Sunday, May 30, 2021

Through the eyes of a child

COVID19 - School Closure - Day 157 School Reopens - Day 259

Took the opportunity of a 3 day weekend to head out to the city to see the folks. I knew it was gonna be an uphill battle. The day was going to be long... and there'll be some unhappy moments (sprinkled with unforgettable moments).  

We first went to see dad... picked up some San Tung chicken wings and headed to his place for lunch.  We then headed to his rec center and played a long awaited yet much anticipated game of ping pong with his grandson.  Very much forgettable... and possibly a top 10 moment of the 20's.  But the forgettable thing was... dad couldn't stop thanking "SW" for making his wish come true.  Even though he really did have a dream of playing with SW... not once, did dad make any mentions of playing with NN. ***grrrr***

Then we headed over to shoot some hoops together.  Dad has been bothered by an ailing back problem but he muscled through it and we got some 2 on 2 action in there.  Seeing dad really struggle there towards the end... I ended the game in a hurry.  NN continued to shoot... to which dad was thoroughly impressed by her shooting strength and accuracy.  And NN continued to shoot... in a way... to show dad that she's not "just another girl."  It was a statement moment for her.  

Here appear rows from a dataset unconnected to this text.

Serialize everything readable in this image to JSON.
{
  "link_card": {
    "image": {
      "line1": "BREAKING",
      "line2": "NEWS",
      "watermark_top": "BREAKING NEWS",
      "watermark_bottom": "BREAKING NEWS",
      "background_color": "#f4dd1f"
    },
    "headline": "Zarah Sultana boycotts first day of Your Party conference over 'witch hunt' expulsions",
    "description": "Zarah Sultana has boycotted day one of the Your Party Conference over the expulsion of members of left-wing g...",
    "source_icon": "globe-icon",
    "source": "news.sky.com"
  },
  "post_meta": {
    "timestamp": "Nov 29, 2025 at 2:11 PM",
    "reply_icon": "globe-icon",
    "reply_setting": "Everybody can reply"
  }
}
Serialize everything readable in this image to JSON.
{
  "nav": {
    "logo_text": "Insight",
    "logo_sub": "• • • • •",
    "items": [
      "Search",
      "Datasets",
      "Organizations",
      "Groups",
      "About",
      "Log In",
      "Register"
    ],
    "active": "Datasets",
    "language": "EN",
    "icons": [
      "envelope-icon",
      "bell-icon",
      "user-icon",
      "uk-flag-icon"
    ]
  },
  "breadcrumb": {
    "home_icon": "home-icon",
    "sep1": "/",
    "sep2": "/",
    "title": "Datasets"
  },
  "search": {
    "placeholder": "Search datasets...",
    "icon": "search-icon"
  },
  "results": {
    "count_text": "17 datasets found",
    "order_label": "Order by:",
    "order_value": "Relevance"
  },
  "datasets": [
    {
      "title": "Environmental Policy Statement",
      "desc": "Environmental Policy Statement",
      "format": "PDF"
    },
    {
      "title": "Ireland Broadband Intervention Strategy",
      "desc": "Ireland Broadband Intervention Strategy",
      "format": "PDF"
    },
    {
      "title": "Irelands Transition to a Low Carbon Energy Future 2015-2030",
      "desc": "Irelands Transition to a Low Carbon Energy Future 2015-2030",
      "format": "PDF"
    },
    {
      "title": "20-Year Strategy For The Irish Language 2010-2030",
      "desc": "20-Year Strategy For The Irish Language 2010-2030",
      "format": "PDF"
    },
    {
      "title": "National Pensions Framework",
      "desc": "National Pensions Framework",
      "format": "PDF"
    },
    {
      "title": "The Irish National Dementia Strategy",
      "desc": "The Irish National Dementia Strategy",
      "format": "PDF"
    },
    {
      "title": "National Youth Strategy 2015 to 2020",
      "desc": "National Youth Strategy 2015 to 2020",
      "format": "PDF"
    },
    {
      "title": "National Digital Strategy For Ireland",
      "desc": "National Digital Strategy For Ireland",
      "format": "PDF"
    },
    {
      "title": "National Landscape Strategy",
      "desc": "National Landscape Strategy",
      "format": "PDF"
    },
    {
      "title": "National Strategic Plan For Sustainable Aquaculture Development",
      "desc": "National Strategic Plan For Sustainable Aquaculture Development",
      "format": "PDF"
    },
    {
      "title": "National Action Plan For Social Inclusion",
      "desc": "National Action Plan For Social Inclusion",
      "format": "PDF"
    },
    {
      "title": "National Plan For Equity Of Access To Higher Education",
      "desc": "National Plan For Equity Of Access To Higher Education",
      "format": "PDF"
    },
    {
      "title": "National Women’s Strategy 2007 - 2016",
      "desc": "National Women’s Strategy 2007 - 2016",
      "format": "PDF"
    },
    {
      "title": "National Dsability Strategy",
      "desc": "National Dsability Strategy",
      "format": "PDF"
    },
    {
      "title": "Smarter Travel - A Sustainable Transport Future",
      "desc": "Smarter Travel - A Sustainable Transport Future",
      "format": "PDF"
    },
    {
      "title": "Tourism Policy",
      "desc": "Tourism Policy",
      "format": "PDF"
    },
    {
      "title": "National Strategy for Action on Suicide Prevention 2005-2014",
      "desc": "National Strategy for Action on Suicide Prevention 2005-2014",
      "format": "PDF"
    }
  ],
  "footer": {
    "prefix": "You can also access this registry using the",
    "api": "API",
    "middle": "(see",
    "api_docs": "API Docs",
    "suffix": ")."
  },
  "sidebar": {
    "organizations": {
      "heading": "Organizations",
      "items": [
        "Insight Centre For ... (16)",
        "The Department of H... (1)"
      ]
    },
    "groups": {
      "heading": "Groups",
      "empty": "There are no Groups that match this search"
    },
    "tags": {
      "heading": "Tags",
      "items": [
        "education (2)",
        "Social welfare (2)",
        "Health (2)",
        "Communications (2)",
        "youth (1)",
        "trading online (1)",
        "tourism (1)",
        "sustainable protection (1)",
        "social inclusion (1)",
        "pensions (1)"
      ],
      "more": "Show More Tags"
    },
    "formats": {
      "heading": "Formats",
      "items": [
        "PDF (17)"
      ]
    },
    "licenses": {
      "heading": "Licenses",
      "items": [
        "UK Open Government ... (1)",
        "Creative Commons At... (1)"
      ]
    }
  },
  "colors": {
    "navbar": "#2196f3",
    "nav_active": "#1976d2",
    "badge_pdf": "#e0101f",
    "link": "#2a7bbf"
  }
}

We then wrapped up the afternoon and evening spending time with mom.  Taking her Costco shopping... then trudged through traffic to take a short hike at Golden Gate Park.  I really didn't know what else to do with them.  By that time... everyone was exhausted and emotions started bubbling.  I tried to handle it in stride... to which... I too, finally collapsed and couldn't bite my tongue anymore and snapped at mom.

At night..  while putting NN to sleep.. she game me a synopsis of the day.

"No matter what happens... 爺爺 will always see past me and see SW and CT."  To which I can only reply.. "So true.  Just be glad that 嫲嫲 can't stop talking at you or about you."

Then she made some keen observations...

"It's obvious you and 爺爺  have a closer relationship.  I see you laughing and joking with him.  With 嫲嫲, she's doing the talking and you're listening.  And she gets on your nerves sometimes and you snap at her."  Crap... not a good example to be setting.  And frankly... nothing much I can do to hide it anymore.

She then goes on and on about how she sees our family relationship.  About how I deal with the in-laws... and then how I have a bias even to her and SW.  To which, I denied nothing and simply listened.  NN is coming of age... she knows what's going on.  She knows the right things to say... and how to look for that unicorn of a silver lining.  But when it's all said and done... our family is very much broken... like most other families out there, I guess.